Du frigo au pèse-personne en passant par l’éclairage du salon, notre environnement familier se pilote désormais par le biais de nos smartphones. Les brosses à dents ont rejoint la cohorte des objets connectés: impossible, si on passe trop vite sur une molaire avec la Sonicare Diamond Clean Smart, d’échapper à l’œil vigilant de l’application développée par Philips. On se verra remettre à l’ordre avec, en prime, des instructions pour mieux faire. Ce souci de la perfection peut coûter jusqu’à 250 fr.
Pour les spécialistes, le jeu n’en vaut pas la chandelle. Peter Frei, praticien lucernois, qualifie ces appareils de gadgets et estime qu’ils ne sont pas plus efficaces qu’une brosse à dents manuelle ou électrique.
«L’important, pour une bonne hygiène buccale, est d’y consacrer le temps nécessaire», renchérit Ruth Besimo, dentiste à Schwytz. Pour se chronométrer, on peut très bien se passer d’une application puisque la plus élémentaire des brosses électriques est dotée d’un minuteur programmable. Et c’est sans parler des précieuses données qui seront transmises aux fabricants par le biais de l’application. Rien ne garantit qu’elles ne soient pas ensuite monétisées plus loin.
Peter Frei a passé en revue les différents genres de brosses à dents pour la rédaction de Ma Santé. Le dentiste conclut qu’une brosse à dent manuelle permet d’obtenir de très bons résultats. Avec un minimum de systématique et de temps, on arrivera à une excellente hygiène buccale sans encombrer la salle de bains de gadgets inutiles. Dans la catégorie des brosses manuelles, la Candida Fresh Family de Migros et la Beauté Suisse Soft de Landi étaient sorties en tête d’un test paru dans Ma Santé(lire «Nos gencives pas toujours épargnées»).

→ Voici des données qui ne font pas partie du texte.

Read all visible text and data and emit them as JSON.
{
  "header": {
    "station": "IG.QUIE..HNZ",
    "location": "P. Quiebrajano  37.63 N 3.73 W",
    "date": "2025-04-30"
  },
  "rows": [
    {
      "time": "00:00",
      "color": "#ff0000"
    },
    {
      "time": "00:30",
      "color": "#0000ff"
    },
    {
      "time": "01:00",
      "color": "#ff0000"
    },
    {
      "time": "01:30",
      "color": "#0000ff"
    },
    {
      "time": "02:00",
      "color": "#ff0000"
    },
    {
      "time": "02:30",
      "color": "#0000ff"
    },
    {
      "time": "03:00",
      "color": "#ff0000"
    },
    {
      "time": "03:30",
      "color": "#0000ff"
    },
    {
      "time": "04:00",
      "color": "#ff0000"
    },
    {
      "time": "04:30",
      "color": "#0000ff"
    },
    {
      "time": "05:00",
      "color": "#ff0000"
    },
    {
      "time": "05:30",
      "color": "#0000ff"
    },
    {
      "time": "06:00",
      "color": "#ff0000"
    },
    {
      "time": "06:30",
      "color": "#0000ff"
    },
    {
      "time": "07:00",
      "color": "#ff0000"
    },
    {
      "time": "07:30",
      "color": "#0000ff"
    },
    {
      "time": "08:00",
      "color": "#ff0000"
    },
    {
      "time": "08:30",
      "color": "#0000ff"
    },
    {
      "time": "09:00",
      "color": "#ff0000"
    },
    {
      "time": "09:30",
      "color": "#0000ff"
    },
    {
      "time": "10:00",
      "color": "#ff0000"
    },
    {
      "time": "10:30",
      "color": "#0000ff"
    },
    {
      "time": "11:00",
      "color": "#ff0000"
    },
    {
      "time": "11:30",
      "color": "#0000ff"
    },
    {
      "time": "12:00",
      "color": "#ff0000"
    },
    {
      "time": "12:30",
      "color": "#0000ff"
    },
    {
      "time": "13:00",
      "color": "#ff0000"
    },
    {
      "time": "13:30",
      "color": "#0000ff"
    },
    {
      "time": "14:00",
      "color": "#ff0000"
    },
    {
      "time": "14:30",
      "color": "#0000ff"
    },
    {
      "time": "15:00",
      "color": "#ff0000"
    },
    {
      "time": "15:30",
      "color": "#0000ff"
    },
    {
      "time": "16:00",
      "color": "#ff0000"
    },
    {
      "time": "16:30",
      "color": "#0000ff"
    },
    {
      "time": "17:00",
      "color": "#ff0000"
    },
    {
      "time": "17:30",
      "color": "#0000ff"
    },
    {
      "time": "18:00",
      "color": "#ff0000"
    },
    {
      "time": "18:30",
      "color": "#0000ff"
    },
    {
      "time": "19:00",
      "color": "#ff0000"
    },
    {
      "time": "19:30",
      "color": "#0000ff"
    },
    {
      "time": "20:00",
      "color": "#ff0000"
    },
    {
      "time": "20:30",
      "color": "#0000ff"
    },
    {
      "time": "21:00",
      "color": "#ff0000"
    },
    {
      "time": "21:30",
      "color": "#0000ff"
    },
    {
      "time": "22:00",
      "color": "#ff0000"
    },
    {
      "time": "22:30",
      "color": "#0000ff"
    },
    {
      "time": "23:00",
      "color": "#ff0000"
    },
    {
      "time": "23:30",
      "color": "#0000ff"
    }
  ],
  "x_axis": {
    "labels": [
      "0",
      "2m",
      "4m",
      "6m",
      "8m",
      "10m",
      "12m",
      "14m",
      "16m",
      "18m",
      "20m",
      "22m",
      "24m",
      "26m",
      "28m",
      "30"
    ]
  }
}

Quant aux brossettes de type Single-Brush qui se présentent sous la forme d’une petite tête constituée de quelques soies mi-dures ou dures, on les réservera à un usage spécifique. Elles se prêtent très bien au nettoyage des dents à l’arrière de la bouche, ainsi que pour des dents ou des implants isolés et clipsés.
Une brosse bien en main
Les brosses à dents électriques existent sous deux formes. Les modèles rotatifs se terminent par une tête ronde qui tourne alternativement dans un sens, puis l’autre. Les brosses soniques munies d’une tête allongée sont, quant à elles, mues par des milliers de vibrations à la minute. Selon une étude du réseau de recherche Cochrane portant sur plus de 5000 participants, on obtient des résultats un peu meilleurs avec un modèle électrique par rapport à une brosse manuelle.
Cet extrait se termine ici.